Catherine LaRoche, professor and author of MASTER OF LOVE and KNIGHT OF LOVE, shares her theory on what makes a romance novel a romance novel.


I spend a lot of time thinking about romance fiction. My mom reads the books, and I picked up the love of the genre from her. She always had a tottering pile of novels beside her bed that I’d rummage through for something to borrow.

Now, in my day job, I’m a college professor who works in gender studies and cultural studies. For several years, I’ve included romance fiction in my teaching and I’ve been researching an academic book entitled Happily Ever After: The Romance Story in Popular Culture. My students choose romances from a big box that I bring into class and write responses on them. We do cut-up exercises with the novels to create alternative storylines. We write a collaborative online romance with scenes ranging from suspense to spicy erotica. I set up a romance lending library in my office; my eight-year old son decorates a poster for borrowers to write down comments about their novels. As I draft the chapters for my academic book, I workshop them with the students to get feedback.

I’d like to do the same with you here, on some of the book’s conclusions. I propose that romance novels have eight essential elements. (I’m playing off Dr. Pamela Regis’s work in her wonderful 2003 text A Natural History of the Romance Novel.) What do you make of my list so far? Do you agree or disagree? Am I missing anything? All comments welcome!

Central claims made by the romance narrative:

  1. It’s a man’s world. Women generally have less power, fewer choices, and suffer from vulnerability and double standards. They often get stuck looking after men or being overlooked by men.
  2. Romance is a religion of love. Romance entails belief in the power of love as a positive orienting force. Love functions as religion, as that which has ultimate meaning in people’s lives.
  3. Romance involves risk. Love doesn’t always work out. Desire can be a source of personal knowledge and power but also of deception and danger.

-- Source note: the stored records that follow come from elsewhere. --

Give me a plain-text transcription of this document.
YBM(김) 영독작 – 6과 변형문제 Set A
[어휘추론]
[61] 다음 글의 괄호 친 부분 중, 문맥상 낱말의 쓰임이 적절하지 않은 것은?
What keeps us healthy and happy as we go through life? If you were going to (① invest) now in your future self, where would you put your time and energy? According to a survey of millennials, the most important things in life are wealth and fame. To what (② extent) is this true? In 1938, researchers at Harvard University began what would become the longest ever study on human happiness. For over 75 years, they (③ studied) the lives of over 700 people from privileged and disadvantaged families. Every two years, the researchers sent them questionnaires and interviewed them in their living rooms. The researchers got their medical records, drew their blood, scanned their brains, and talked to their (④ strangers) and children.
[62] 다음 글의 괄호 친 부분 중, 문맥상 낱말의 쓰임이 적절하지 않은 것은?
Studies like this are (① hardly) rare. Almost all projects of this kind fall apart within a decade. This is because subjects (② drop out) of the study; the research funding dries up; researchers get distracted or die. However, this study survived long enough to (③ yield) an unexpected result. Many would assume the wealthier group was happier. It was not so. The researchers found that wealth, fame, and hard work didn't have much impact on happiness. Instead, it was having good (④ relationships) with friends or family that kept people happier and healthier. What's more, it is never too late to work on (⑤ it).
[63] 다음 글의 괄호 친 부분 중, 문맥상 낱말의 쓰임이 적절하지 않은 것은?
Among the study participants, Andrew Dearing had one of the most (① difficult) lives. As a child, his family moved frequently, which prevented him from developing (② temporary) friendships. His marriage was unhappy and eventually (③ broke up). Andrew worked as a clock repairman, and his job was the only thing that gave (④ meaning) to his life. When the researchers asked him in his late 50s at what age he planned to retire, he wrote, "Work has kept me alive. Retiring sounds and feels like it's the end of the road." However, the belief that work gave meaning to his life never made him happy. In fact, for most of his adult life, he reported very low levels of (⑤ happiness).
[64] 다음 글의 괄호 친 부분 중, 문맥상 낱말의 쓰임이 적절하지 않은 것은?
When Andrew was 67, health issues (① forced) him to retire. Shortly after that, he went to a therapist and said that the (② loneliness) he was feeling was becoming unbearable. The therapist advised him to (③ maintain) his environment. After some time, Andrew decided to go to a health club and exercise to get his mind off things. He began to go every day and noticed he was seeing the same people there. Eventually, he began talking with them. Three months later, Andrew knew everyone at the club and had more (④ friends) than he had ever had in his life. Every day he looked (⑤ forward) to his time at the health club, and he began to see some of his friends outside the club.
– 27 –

Romance fiction is the safe, imaginative play space to explore the meaning and shape of this landscape.
  4. Romance requires hard work. Baring the true self, making oneself vulnerable to another is hard. Giving up individuality for coupledom requires sacrifice.
  5. Romance facilitates healing. Partner love leads to maturity. Love heals all wounds. Love conquers all.
  6. Romance leads to great sex, especially for women. Women in romance novels are always sexually satisfied. Romance reading can connect women to their sexuality in positive ways.
  7. Romance makes you happy. The problematic version of this claim is that you need to be in a romantic relationship for full happiness. Here, romance fiction can be oppressive if it mandates coupledom for everyone.
  8. Romance levels the playing field for women. The heroine always wins. By the end, she is happy, secure, well loved, sexually satisfied, and set up for a fulfilling life. The romance story is a woman-centred fantasy about how to make this man’s world work for her.